In most IoT deployments downtime is not an option. When power fails your device still needs to work. Whether it's to send an alert of power failure or to give you control to put the device in a low-power sleep mode, you never want to suddenly lose power.
Today we’re pleased to release Scoop, an accessory for Notecard designed to provide a backup power source that is more resilient than the traditionally used Lithium-Polymer Battery (LiPo).
Scoop features a 250 Farads 3.8V Lithium-Ion Capacitor (LIC), a special type of capacitor, which is able to operate in a wider range of temperatures than LiPos, has a lower self-discharge rate, and does not have the shipping restrictions familiar to anyone who has worked with Lithium-based batteries.
- Capacitor: Lithium-Ion 250F 3.8V. Provides reliable power and stable delivery over a short period of time.
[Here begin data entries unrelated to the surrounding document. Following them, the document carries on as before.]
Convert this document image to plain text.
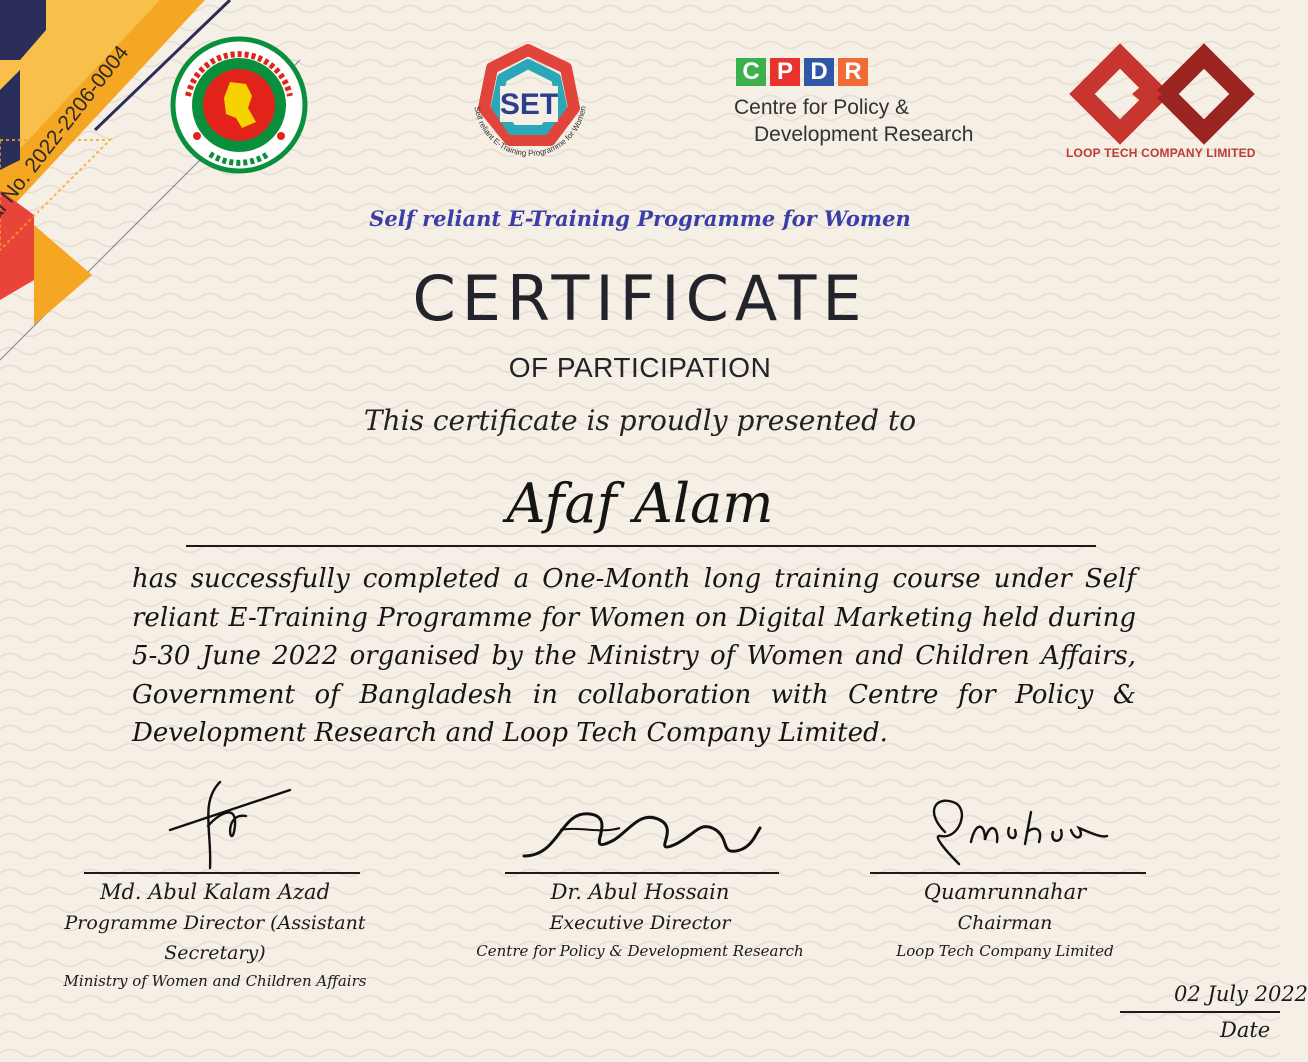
SET
Self reliant E-Training Programme for Women
C P D R
Centre for Policy &
Development Research
LOOP TECH COMPANY LIMITED
Self reliant E-Training Programme for Women
CERTIFICATE
OF PARTICIPATION
This certificate is proudly presented to
Afaf Alam
has successfully completed a One-Month long training course under Self reliant E-Training Programme for Women on Digital Marketing held during 5-30 June 2022 organised by the Ministry of Women and Children Affairs, Government of Bangladesh in collaboration with Centre for Policy & Development Research and Loop Tech Company Limited.
Md. Abul Kalam Azad
Programme Director (Assistant Secretary)
Ministry of Women and Children Affairs
Dr. Abul Hossain
Executive Director
Centre for Policy & Development Research
Quamrunnahar
Chairman
Loop Tech Company Limited
02 July 2022
Date
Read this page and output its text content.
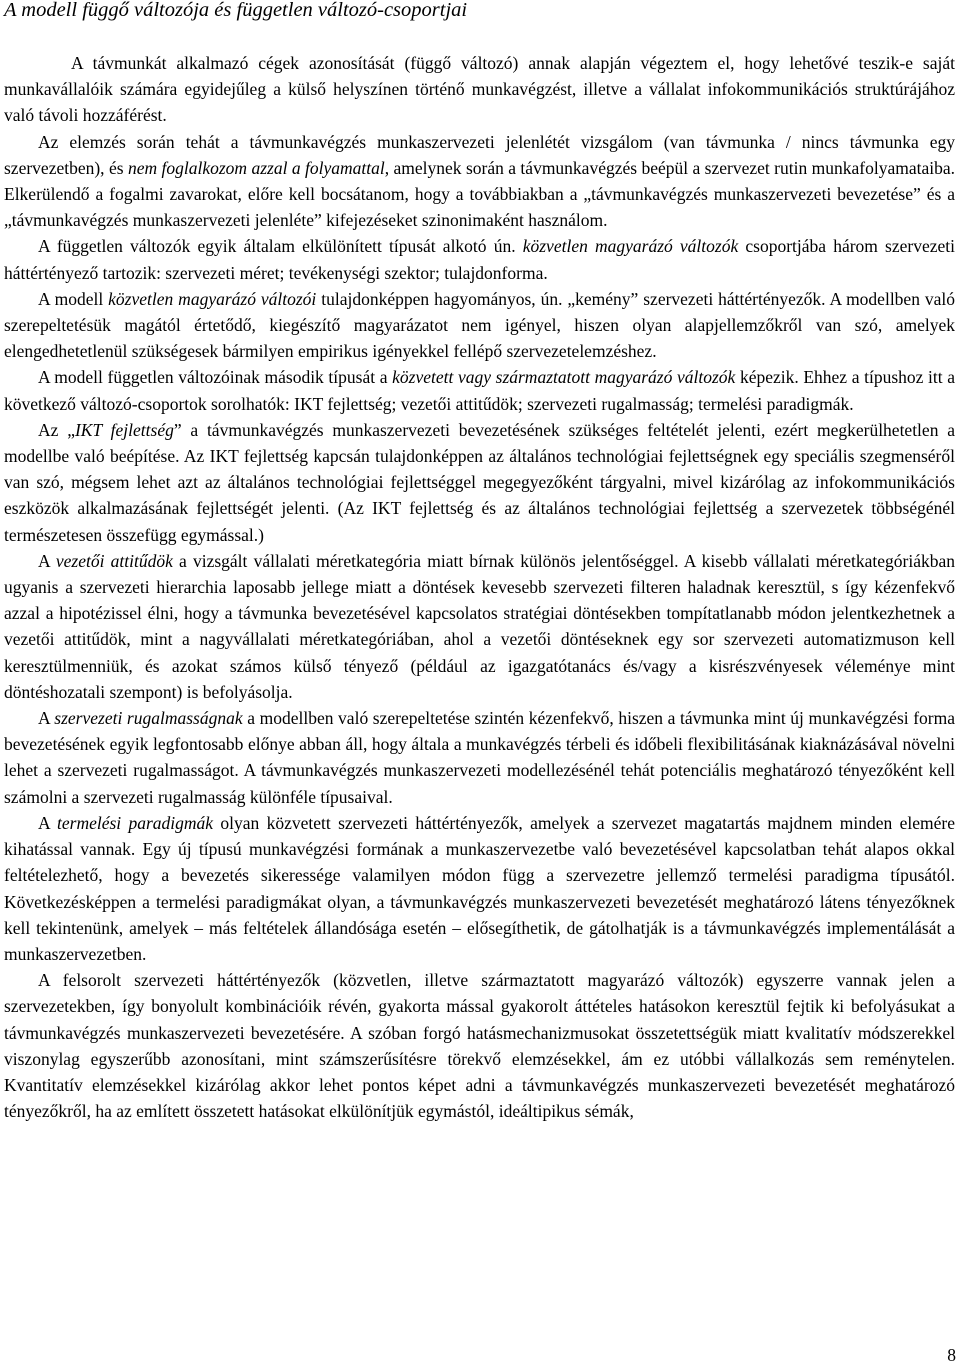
A modell függő változója és független változó-csoportjai

A távmunkát alkalmazó cégek azonosítását (függő változó) annak alapján végeztem el, hogy lehetővé teszik-e saját munkavállalóik számára egyidejűleg a külső helyszínen történő munkavégzést, illetve a vállalat infokommunikációs struktúrájához való távoli hozzáférést.

Az elemzés során tehát a távmunkavégzés munkaszervezeti jelenlétét vizsgálom (van távmunka / nincs távmunka egy szervezetben), és nem foglalkozom azzal a folyamattal, amelynek során a távmunkavégzés beépül a szervezet rutin munkafolyamataiba. Elkerülendő a fogalmi zavarokat, előre kell bocsátanom, hogy a továbbiakban a „távmunkavégzés munkaszervezeti bevezetése” és a „távmunkavégzés munkaszervezeti jelenléte” kifejezéseket szinonimaként használom.

A független változók egyik általam elkülönített típusát alkotó ún. közvetlen magyarázó változók csoportjába három szervezeti háttértényező tartozik: szervezeti méret; tevékenységi szektor; tulajdonforma.

A modell közvetlen magyarázó változói tulajdonképpen hagyományos, ún. „kemény” szervezeti háttértényezők. A modellben való szerepeltetésük magától értetődő, kiegészítő magyarázatot nem igényel, hiszen olyan alapjellemzőkről van szó, amelyek elengedhetetlenül szükségesek bármilyen empirikus igényekkel fellépő szervezetelemzéshez.

A modell független változóinak második típusát a közvetett vagy származtatott magyarázó változók képezik. Ehhez a típushoz itt a következő változó-csoportok sorolhatók: IKT fejlettség; vezetői attitűdök; szervezeti rugalmasság; termelési paradigmák.

Az „IKT fejlettség” a távmunkavégzés munkaszervezeti bevezetésének szükséges feltételét jelenti, ezért megkerülhetetlen a modellbe való beépítése. Az IKT fejlettség kapcsán tulajdonképpen az általános technológiai fejlettségnek egy speciális szegmenséről van szó, mégsem lehet azt az általános technológiai fejlettséggel megegyezőként tárgyalni, mivel kizárólag az infokommunikációs eszközök alkalmazásának fejlettségét jelenti. (Az IKT fejlettség és az általános technológiai fejlettség a szervezetek többségénél természetesen összefügg egymással.)

A vezetői attitűdök a vizsgált vállalati méretkategória miatt bírnak különös jelentőséggel. A kisebb vállalati méretkategóriákban ugyanis a szervezeti hierarchia laposabb jellege miatt a döntések kevesebb szervezeti filteren haladnak keresztül, s így kézenfekvő azzal a hipotézissel élni, hogy a távmunka bevezetésével kapcsolatos stratégiai döntésekben tompítatlanabb módon jelentkezhetnek a vezetői attitűdök, mint a nagyvállalati méretkategóriában, ahol a vezetői döntéseknek egy sor szervezeti automatizmuson kell keresztülmenniük, és azokat számos külső tényező (például az igazgatótanács és/vagy a kisrészvényesek véleménye mint döntéshozatali szempont) is befolyásolja.

A szervezeti rugalmasságnak a modellben való szerepeltetése szintén kézenfekvő, hiszen a távmunka mint új munkavégzési forma bevezetésének egyik legfontosabb előnye abban áll, hogy általa a munkavégzés térbeli és időbeli flexibilitásának kiaknázásával növelni lehet a szervezeti rugalmasságot. A távmunkavégzés munkaszervezeti modellezésénél tehát potenciális meghatározó tényezőként kell számolni a szervezeti rugalmasság különféle típusaival.

A termelési paradigmák olyan közvetett szervezeti háttértényezők, amelyek a szervezet magatartás majdnem minden elemére kihatással vannak. Egy új típusú munkavégzési formának a munkaszervezetbe való bevezetésével kapcsolatban tehát alapos okkal feltételezhető, hogy a bevezetés sikeressége valamilyen módon függ a szervezetre jellemző termelési paradigma típusától. Következésképpen a termelési paradigmákat olyan, a távmunkavégzés munkaszervezeti bevezetését meghatározó látens tényezőknek kell tekintenünk, amelyek – más feltételek állandósága esetén – elősegíthetik, de gátolhatják is a távmunkavégzés implementálását a munkaszervezetben.

A felsorolt szervezeti háttértényezők (közvetlen, illetve származtatott magyarázó változók) egyszerre vannak jelen a szervezetekben, így bonyolult kombinációik révén, gyakorta mással gyakorolt áttételes hatásokon keresztül fejtik ki befolyásukat a távmunkavégzés munkaszervezeti bevezetésére. A szóban forgó hatásmechanizmusokat összetettségük miatt kvalitatív módszerekkel viszonylag egyszerűbb azonosítani, mint számszerűsítésre törekvő elemzésekkel, ám ez utóbbi vállalkozás sem reménytelen. Kvantitatív elemzésekkel kizárólag akkor lehet pontos képet adni a távmunkavégzés munkaszervezeti bevezetését meghatározó tényezőkről, ha az említett összetett hatásokat elkülönítjük egymástól, ideáltipikus sémák,

8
- Connectors: JST Battery Connectors PH-2POS wired for Adafruit-style packs.
- Charge Connector: J1, Accepts 4.8V-24V.
- Output Connector: J2, Outputs 2.5V-3.8V.
- Header Pins: 4 pairs of through-hole mounted male header pins.
Scoop measures 59.69mm (2.35 inches) wide by 20.0mm (0.79 inches) tall, and 14.16mm (0.56 inches) deep, and has three drill holes for standoffs or mounting hardware.
The onboard Scoop LiC is powered via its charge connector (
CHG), which accepts an input voltage of 4.8V-24V, or via the adjacent header pins. And, the output (
OUT) connector can deliver a voltage in the range of 2.5V-3.8V to keep your Notecard on while power is down.
Scoop features onboard JST connectors for charging the internal LiC and power an external Notecard. Plus, included with Scoop are two wires with JST connectors on each end to make hookup with Notecarriers a snap.
The two ideal use cases for Scoop are to provide backup power for mains powered devices or to provide backup power for devices that receive intermittent power — such as vehicle asset tracking where power is lost when the car or truck is turned off.
In both cases, when the primary source of power is on, Scoop will charge up its LiC. As soon as the primary source of power is removed or fails, the LiC on Scoop will continue powering Notecard.
While the LiC capacity is 250 Farads, the question you're likely wondering is how much time or how many Notes to the cloud does Scoop give me. It depends, and it depends on your product's hardware and software power requirements plus network conditions, such as distance from tower and atmospheric conditions.
During product development, we observed that Scoop gave us enough power for approximately 20 new cellular sessions with the Notecard, or up to 200 syncs between the Notecard and Notehub.
Again, your milage will vary based on your hardware and software design, and we encourage you to experiment with Scoop before large scale deployment.